We investigated CRIM1 expression levels using Oncomine, HPA, and immunohistochemistry analyses. BC-GenExMiner was employed to evaluate the relationship of CRIM1 expression with the clinicopathological characteristics of breast cancer. Its association with breast cancer prognosis was assessed by Kaplan-Meier analysis and PrognoScan. The correlation of the expression of CRIM1 with tumor immune infiltration was explored
TIMER. Gene set enrichment analysis (GSEA) was utilized to determine the cascades that are linked to CRIM1 in breast cancer. Finally, we explored CRIM1 and its co-expressed genes using R (3.6.3).

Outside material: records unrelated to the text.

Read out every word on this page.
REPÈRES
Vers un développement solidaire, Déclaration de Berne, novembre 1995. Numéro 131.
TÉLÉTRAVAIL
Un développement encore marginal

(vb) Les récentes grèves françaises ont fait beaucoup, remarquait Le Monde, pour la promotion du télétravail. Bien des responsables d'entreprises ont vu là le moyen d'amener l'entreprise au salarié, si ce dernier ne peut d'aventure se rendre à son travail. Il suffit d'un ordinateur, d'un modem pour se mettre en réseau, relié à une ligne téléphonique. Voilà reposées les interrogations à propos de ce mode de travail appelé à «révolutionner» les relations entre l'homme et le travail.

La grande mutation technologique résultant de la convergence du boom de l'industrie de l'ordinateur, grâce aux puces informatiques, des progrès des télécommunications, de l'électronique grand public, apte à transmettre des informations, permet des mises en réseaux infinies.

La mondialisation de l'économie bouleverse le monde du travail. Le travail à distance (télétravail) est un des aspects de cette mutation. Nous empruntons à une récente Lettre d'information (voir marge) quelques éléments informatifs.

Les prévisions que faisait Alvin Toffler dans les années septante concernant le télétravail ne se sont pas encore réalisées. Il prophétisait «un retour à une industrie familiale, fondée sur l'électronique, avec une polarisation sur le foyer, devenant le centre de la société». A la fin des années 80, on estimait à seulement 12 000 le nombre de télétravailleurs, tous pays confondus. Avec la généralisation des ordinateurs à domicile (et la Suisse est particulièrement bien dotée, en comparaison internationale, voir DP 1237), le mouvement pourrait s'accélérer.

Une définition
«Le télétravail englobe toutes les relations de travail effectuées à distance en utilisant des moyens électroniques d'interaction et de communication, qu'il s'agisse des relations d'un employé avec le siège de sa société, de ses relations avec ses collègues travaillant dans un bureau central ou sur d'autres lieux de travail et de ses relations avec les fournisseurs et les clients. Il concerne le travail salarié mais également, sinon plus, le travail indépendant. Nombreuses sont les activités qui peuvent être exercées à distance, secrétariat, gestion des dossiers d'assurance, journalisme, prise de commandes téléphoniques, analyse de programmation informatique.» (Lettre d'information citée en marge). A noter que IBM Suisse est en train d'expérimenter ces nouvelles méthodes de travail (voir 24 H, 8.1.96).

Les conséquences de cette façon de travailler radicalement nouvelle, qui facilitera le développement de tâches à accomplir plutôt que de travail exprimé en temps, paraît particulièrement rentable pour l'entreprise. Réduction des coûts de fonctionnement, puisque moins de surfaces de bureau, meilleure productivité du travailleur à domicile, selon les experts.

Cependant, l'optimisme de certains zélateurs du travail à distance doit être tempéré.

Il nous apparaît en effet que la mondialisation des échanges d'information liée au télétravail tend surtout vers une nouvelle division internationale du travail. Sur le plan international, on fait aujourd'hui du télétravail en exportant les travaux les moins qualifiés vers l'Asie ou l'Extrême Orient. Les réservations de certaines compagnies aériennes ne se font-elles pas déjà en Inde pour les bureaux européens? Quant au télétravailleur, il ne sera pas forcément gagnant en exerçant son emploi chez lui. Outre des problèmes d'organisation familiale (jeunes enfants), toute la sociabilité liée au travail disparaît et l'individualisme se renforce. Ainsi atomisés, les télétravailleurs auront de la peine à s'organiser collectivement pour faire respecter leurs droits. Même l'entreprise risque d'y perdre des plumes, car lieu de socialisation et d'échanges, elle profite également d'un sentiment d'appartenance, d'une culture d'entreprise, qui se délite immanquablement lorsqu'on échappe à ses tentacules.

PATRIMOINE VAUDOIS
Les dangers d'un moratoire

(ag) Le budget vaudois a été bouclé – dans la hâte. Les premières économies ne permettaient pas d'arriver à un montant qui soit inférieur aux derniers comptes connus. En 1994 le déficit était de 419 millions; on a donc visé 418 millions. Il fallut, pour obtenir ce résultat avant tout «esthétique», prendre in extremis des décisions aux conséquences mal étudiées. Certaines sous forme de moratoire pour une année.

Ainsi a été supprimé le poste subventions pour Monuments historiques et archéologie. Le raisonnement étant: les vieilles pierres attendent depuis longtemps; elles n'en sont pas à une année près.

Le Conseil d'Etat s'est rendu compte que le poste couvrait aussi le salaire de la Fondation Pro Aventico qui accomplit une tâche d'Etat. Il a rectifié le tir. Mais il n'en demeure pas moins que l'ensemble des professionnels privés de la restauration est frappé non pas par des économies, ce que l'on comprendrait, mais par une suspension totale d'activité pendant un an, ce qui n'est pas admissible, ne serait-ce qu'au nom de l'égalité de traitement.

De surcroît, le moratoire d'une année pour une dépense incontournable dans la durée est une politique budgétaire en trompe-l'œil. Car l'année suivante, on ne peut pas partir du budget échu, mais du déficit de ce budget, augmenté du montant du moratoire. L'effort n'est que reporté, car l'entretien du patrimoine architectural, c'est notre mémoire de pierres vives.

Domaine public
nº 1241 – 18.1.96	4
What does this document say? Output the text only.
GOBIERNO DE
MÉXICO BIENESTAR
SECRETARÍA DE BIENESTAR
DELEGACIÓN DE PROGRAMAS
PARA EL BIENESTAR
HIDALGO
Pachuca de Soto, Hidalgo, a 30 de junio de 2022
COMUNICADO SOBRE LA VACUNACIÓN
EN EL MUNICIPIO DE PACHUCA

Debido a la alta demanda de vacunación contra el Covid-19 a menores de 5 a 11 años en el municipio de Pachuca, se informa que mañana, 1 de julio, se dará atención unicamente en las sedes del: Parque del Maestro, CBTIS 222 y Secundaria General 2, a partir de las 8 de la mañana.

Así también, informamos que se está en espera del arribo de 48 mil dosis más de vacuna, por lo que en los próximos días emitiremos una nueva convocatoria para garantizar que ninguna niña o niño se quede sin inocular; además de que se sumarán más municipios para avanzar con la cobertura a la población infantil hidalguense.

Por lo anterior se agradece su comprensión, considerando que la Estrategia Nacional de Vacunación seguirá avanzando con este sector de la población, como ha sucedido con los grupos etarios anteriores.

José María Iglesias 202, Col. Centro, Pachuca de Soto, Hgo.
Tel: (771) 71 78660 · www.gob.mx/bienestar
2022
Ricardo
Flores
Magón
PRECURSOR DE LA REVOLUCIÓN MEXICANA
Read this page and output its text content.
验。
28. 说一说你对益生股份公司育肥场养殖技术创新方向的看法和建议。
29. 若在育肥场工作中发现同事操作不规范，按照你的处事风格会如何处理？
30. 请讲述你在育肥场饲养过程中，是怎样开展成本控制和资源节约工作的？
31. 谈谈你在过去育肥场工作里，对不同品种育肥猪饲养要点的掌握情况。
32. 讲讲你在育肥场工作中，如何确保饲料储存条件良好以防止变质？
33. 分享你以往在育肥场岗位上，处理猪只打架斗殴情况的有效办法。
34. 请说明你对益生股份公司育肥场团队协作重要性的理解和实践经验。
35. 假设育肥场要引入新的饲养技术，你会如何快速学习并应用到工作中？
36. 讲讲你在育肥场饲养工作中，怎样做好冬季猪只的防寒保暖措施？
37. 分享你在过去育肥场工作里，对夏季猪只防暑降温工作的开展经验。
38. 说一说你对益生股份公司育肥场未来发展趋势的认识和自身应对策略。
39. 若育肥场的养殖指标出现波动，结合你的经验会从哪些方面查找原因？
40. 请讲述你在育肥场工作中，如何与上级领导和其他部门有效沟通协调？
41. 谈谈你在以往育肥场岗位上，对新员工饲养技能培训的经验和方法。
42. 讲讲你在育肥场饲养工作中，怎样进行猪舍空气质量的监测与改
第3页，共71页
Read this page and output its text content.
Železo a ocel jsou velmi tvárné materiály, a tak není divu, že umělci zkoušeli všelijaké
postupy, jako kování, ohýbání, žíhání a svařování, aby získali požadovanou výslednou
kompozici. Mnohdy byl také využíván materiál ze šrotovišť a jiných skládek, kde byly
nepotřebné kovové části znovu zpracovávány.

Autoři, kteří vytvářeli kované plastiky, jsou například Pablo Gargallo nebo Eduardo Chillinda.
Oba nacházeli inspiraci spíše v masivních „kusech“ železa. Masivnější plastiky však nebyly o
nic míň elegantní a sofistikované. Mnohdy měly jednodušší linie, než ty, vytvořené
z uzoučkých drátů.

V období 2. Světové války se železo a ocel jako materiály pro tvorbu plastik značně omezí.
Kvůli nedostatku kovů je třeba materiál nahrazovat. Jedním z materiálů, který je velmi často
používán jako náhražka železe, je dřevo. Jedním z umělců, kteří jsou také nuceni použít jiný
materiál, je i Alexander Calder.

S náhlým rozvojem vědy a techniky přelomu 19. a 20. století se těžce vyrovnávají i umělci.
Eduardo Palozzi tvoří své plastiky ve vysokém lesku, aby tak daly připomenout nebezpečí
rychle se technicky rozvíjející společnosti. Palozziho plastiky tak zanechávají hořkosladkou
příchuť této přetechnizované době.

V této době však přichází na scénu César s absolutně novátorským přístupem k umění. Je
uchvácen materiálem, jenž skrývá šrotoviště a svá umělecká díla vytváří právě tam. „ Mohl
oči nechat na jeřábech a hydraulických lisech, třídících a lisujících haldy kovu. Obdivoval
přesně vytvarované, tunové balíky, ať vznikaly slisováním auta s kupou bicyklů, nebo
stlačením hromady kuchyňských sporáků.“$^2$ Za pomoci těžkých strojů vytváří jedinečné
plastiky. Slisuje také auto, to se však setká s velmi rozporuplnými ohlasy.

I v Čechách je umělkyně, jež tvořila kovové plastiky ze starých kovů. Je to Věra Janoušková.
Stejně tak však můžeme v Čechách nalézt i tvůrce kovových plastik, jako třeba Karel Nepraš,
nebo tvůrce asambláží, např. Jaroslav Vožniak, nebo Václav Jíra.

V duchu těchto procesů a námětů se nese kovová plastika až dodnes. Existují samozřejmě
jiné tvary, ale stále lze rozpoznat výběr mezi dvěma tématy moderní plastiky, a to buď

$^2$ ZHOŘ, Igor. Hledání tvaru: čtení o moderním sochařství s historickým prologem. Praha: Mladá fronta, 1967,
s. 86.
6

Here, we find that CRIM1 expression was downregulated in various subtypes of breast cancer, and it was lowest in triple-negative breast cancers. ER and PR status were positively correlated with CRIM1 expression, while HER-2 expression was negatively correlated with CRIM1 expression. But in our immunohistochemical results in breast cancer specimens collected from our laboratory, HER-2 expression was positively correlated with CRIM1 expression. The expression of CRIM1 was correlated with menopause status, T stage, pathologic stage, histological type, and P53 status but not with age, N-stage, M-stage, Radiation therapy, and BRCA1/2 status. Survival analysis found that low CRIM1 expression was correlated with poorer DMFS, RFS and OS. Notably, CRIM1 expression was positively linked to the level of infiltration by CD8
T-cells, endothelial cells, and neutrophils, and negatively linked to NK, B-cells, CD4
T-cells, tumor purity, macrophage M1, and Tregs. Besides, DIXDC1 and PFDN6 were correlated to CRIM1 possibly.
Our findings demonstrated that low CRIM1 expression predict poor prognosis of breast cancer and CRIM1 might be used as a possible treatment target or prognostic marker in breast cancer. More researches are needed to better understand the prognostic value of CRIM1 in breast cancer.